Au très savant Père Ibáñez, au discret Castro Verde, au clarissime génie de Fray Plácido de Tosantos et à d’autres pères très dignes, quelle objection peut-on faire au fait qu’ils soient nés à ce siècle ? Pourquoi l’histoire des pères doctor Mariana, Alonso López de Haro, Luis Cabrera de Córdoba et Gil González de Ávila perdrait-elle sa valeur pour les siècles futurs parce qu’ils sont nés à celui-ci ?
Que doit le Valencien Salat à Hippocrate, ni le Granadin Berrio à Bartule ? Fernando de Herrera à Horace ? Le Muet à Apelle ? Et Felipe Roger à Orphée ? Pour ma part, avec une opinion différente, je rendrai toujours louange et admiration à Votre Paternité et aux fruits divins de son génie extraordinaire ; et plus je l’ai fréquenté, plus ma vénération croît. Ainsi, comme Horace, 'je ne me tairai pas dans mes écrits pour l’ornement', mais un jour je m’étendrai sur ses louanges, certes avec ma plume rude mais déjà connue.

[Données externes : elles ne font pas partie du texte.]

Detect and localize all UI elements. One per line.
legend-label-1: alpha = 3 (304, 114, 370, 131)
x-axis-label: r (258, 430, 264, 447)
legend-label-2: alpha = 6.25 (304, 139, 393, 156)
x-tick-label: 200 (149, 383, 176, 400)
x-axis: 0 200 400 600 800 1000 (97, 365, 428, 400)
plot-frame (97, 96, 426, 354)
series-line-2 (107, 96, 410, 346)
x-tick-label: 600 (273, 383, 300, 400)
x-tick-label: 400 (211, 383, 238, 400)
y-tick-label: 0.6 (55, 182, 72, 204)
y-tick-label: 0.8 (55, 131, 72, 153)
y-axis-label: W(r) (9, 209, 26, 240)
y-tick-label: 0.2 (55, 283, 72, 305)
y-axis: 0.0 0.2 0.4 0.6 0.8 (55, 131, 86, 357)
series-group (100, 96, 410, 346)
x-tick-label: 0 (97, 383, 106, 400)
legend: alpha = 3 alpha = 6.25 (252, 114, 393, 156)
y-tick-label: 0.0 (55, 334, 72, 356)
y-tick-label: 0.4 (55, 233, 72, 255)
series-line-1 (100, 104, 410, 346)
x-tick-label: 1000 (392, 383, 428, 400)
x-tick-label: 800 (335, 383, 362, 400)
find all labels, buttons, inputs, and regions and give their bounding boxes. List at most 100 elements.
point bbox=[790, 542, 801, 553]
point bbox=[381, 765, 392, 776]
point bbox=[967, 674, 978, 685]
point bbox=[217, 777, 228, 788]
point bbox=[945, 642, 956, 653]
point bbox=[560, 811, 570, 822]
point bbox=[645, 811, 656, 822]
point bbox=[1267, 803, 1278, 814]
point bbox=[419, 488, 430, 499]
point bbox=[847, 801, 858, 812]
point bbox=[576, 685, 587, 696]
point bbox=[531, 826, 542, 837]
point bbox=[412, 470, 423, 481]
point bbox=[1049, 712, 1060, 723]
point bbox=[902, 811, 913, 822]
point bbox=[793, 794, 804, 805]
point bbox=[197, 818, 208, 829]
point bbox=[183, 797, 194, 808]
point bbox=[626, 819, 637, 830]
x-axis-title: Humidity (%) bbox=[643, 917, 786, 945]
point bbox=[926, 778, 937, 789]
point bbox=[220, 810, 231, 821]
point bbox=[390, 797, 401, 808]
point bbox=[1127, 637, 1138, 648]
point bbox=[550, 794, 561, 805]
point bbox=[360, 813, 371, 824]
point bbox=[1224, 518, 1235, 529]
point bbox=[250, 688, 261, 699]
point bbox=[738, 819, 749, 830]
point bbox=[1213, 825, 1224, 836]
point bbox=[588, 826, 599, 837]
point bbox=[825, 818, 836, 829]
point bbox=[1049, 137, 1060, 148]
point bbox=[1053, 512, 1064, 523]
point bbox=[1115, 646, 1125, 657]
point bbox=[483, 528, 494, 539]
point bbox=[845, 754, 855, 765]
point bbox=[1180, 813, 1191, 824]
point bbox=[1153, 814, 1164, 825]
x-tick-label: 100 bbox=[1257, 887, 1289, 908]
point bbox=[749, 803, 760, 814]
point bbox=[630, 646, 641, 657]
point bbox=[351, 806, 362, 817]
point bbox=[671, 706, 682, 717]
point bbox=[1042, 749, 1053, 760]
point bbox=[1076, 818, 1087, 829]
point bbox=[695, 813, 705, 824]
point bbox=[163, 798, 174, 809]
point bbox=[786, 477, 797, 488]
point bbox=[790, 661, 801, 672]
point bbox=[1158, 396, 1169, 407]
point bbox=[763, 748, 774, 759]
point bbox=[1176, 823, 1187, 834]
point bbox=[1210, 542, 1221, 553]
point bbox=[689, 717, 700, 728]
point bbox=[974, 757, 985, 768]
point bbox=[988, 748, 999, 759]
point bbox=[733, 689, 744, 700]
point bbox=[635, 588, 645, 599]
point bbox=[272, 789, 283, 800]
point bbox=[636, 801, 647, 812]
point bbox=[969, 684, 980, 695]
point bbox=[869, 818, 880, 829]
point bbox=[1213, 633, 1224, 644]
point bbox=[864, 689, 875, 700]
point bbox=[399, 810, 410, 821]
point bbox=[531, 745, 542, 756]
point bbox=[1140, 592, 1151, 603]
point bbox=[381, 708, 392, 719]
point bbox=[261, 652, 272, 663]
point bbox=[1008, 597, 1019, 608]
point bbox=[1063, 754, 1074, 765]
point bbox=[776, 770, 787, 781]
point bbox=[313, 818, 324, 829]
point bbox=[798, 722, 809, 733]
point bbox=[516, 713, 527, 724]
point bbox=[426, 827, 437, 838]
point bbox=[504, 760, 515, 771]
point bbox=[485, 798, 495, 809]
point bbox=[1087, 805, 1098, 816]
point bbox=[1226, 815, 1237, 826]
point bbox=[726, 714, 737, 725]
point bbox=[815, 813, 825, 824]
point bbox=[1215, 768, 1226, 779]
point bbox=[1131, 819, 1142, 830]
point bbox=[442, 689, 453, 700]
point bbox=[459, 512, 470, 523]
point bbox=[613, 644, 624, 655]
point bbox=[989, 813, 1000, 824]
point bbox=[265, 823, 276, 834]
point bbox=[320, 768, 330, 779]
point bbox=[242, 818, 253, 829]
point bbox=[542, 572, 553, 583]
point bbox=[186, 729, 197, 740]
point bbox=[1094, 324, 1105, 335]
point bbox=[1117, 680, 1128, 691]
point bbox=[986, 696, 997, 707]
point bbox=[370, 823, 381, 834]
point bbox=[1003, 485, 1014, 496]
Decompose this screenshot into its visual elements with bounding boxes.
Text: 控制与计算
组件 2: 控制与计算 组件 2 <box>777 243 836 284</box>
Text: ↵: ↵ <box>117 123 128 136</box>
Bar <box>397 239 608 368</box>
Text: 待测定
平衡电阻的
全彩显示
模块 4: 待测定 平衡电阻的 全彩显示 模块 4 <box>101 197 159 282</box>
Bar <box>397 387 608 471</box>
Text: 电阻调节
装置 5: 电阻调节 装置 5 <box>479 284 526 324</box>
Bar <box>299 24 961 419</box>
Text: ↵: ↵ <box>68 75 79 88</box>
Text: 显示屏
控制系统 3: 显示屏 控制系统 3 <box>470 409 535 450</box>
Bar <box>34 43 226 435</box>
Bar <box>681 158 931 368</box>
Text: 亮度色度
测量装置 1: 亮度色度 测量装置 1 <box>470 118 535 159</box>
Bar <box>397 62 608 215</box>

Très attentif à cette vérité, Sa Majesté fit de Votre Paternité l’un de ses prédicateurs, et sa sainte religion son provincial très digne, ce qui m’assure que certains de mes vœux seront accomplis et conformes à l’espérance d’un tel sujet. 'Ce n’est pas par amour, mais par jugement que l’on aime', comme dit Filippo Beroaldo.
Et pour que cette dédicace ne dépasse pas les limites justes, je présente à Votre Paternité cette comédie intitulée Le Cardinal de Bethléem, par la grande dévotion qu’elle a au grand Père Saint Jérôme, et la vénération avec laquelle il lit et traite ses textes depuis la chaire, où j’assure à Votre Paternité que je pense, en l’écoutant, qu’avec l’esprit de Chrysologue, il parle la langue qui méritait en grec d’être appelée langue d’or, 'et absit assentatio' ; car, comme l’a dit un sage, il ne peut s’agir de flatterie lorsque la louange ne précède pas la demande.
Ainsi, Votre Paternité récompense celui qui l’écoute avec le plus d’affection, car même si j’étais aussi savant que Pic de la Mirandole, je pourrais répondre comme Angelo Poliziano dans une épître, que, par sa brièveté et sa clarté, je reproduis ici : 'Pour l’honneur que je dois, toi aussi tu prends place parmi mes auditeurs ; je n’ai aucune grâce, car si j’ai plu, j’ai déjà rendu compte ; sinon, je n’en devais pas'.
Que Dieu garde Votre Paternité comme ses hautes vertus, grandes lettres et génie extraordinaire le méritent et comme je le désire.
Chapellan et très fidèle serviteur de Votre Paternité, Lope de Vega Carpio".